Desai's loyalty is more to her craft than to the portrayal of the Gorkhaland agitation, which is the main concern of the other writers. She has given her own twist to Chhyasi, tailoring her narratives to the needs of her themes of exile and displacement, alienation and belonging. This is why she cherry-picks events that see agitators target "outsiders". As a novelist, Desai is within her rights to make events incidental to the agitation a core part of her story and align them to suit her narrative. However, in pulling off this trick, she also manages to obfuscate many of the complexities of Chhyasi.

In the context of the movement and the public memory of it, the significance of the recent books on Gorkhaland cannot be overstated. In some ways, they carry forward the work that Desai had left incomplete in 2006, by providing insiders' perspectives on the movement. They have the capacity to promote introspection among the people of the region and perhaps lead to some sort of reconciliation with the violent past. "There are still innumerable stories waiting to come out from this region," said Basnet, calling for institution-backed memory projects and oral history projects that would attempt to document the true scale of the violence and its impact. One dares to hope that such projects will give primacy to the voice of the women, who were in most cases the silent victims of the violence perpetrated by different people for different reasons during 1986 and beyond.
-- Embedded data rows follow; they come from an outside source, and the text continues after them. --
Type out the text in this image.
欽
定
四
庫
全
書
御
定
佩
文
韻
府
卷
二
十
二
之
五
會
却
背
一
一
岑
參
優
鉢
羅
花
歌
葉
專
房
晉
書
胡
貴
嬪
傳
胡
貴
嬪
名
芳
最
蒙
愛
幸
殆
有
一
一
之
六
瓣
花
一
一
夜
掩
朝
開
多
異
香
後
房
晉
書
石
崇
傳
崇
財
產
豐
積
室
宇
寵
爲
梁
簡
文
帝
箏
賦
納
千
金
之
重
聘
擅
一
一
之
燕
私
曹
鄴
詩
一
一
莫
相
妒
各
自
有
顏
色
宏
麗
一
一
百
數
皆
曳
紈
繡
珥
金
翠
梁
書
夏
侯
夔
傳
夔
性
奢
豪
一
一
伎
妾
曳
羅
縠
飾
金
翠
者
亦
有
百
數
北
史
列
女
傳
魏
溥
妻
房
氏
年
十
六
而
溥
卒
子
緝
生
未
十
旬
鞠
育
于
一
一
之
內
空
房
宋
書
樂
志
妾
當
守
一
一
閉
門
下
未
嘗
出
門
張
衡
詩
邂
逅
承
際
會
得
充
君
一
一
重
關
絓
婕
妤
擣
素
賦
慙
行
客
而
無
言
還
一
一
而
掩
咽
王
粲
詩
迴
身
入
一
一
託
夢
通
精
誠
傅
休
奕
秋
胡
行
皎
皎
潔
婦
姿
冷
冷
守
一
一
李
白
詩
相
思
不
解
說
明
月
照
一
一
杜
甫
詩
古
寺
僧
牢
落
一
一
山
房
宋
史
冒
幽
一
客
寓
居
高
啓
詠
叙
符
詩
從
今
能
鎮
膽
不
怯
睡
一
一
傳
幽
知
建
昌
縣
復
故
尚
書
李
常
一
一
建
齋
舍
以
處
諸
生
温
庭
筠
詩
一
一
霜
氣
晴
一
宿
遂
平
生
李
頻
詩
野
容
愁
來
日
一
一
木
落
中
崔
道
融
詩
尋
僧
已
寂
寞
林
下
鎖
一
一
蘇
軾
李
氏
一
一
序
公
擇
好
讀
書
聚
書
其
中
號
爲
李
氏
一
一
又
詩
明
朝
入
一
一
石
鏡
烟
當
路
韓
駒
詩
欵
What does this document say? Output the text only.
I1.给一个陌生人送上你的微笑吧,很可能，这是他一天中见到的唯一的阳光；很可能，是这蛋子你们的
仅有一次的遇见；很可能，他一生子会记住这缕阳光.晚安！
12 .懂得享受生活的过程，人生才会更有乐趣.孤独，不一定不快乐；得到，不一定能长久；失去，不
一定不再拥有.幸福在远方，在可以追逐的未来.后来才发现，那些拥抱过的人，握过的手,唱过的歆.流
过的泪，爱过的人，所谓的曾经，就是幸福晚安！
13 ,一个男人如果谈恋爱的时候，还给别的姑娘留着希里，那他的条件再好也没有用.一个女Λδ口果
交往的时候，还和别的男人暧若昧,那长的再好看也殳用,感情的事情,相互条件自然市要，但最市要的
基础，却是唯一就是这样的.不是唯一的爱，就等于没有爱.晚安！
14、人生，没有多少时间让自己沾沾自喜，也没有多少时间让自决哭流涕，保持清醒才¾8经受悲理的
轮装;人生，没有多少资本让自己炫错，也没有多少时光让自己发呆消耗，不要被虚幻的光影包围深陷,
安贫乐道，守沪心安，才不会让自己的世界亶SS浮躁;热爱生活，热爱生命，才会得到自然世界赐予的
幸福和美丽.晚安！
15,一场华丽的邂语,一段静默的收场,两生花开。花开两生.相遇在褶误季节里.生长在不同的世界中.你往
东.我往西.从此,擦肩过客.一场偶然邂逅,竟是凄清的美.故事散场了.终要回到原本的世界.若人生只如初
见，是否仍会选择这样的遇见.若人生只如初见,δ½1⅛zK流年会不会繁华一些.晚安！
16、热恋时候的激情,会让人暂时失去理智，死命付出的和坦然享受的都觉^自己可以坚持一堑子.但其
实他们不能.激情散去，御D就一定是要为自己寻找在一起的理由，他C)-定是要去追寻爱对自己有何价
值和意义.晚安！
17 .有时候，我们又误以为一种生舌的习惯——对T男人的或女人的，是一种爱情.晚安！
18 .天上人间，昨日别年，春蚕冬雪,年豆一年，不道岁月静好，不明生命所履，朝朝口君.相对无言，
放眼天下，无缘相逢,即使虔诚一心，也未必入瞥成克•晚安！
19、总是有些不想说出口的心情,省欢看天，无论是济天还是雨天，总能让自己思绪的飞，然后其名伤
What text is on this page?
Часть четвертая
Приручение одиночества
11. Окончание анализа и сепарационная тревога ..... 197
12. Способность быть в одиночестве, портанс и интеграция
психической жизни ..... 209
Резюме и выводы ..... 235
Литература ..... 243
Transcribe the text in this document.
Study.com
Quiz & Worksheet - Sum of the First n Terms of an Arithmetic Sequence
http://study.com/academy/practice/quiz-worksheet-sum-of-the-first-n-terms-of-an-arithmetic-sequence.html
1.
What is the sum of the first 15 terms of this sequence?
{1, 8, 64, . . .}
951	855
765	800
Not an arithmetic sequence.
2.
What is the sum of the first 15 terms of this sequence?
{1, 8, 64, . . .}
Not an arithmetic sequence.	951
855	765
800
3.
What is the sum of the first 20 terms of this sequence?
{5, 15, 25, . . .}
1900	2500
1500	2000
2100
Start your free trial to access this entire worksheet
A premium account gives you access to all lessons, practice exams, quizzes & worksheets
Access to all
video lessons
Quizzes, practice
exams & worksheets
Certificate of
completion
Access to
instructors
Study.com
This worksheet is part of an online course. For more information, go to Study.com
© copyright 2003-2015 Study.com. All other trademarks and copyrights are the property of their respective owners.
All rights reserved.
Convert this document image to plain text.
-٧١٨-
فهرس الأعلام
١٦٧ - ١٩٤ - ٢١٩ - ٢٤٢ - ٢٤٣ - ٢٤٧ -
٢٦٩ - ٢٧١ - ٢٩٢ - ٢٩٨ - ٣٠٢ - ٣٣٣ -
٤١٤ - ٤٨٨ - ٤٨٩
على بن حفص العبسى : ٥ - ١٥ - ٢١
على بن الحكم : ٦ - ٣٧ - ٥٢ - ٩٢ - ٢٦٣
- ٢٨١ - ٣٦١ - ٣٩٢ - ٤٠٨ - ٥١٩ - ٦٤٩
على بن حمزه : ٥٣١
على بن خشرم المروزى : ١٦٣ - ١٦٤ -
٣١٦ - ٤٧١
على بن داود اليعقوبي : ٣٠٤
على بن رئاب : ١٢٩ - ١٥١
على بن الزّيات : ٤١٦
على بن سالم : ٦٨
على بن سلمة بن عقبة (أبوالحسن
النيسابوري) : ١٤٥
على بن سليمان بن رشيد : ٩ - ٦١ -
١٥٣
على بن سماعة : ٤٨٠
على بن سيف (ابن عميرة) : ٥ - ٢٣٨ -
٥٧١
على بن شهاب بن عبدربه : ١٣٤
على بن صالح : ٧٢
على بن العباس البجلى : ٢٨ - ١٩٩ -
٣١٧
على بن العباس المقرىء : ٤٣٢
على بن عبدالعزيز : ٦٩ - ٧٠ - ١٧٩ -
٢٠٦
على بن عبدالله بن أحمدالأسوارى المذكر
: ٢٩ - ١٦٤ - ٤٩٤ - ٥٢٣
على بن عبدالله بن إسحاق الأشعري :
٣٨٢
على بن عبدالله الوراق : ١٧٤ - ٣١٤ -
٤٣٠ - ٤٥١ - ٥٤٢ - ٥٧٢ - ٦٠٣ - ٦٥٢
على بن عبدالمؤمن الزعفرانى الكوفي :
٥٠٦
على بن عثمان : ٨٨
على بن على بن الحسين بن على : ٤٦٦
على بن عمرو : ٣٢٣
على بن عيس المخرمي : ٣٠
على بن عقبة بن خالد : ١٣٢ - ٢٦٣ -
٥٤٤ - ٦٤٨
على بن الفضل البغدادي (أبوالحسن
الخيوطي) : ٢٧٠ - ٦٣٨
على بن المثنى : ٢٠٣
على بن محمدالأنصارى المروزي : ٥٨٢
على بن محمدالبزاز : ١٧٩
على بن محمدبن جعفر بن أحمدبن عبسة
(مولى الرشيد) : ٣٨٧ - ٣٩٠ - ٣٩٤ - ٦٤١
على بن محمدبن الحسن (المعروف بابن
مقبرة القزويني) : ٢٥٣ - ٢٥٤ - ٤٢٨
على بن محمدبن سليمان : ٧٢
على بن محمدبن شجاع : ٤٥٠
These authors are not only fighting against the erasure of the truths of an important historical event, but also setting the record straight. The post-Chhyasi generation, like Kabimo and Chhetri, have especially taken advantage of their temporal distance from the agitation to take a more objective view of it. They are not afraid. They do not sugar-coat. Their spirit is best captured in the words of a character in Lekhnath Chhetri's Fruits of the Barren Tree: "Learn the alphabet and become someone who tells his own story."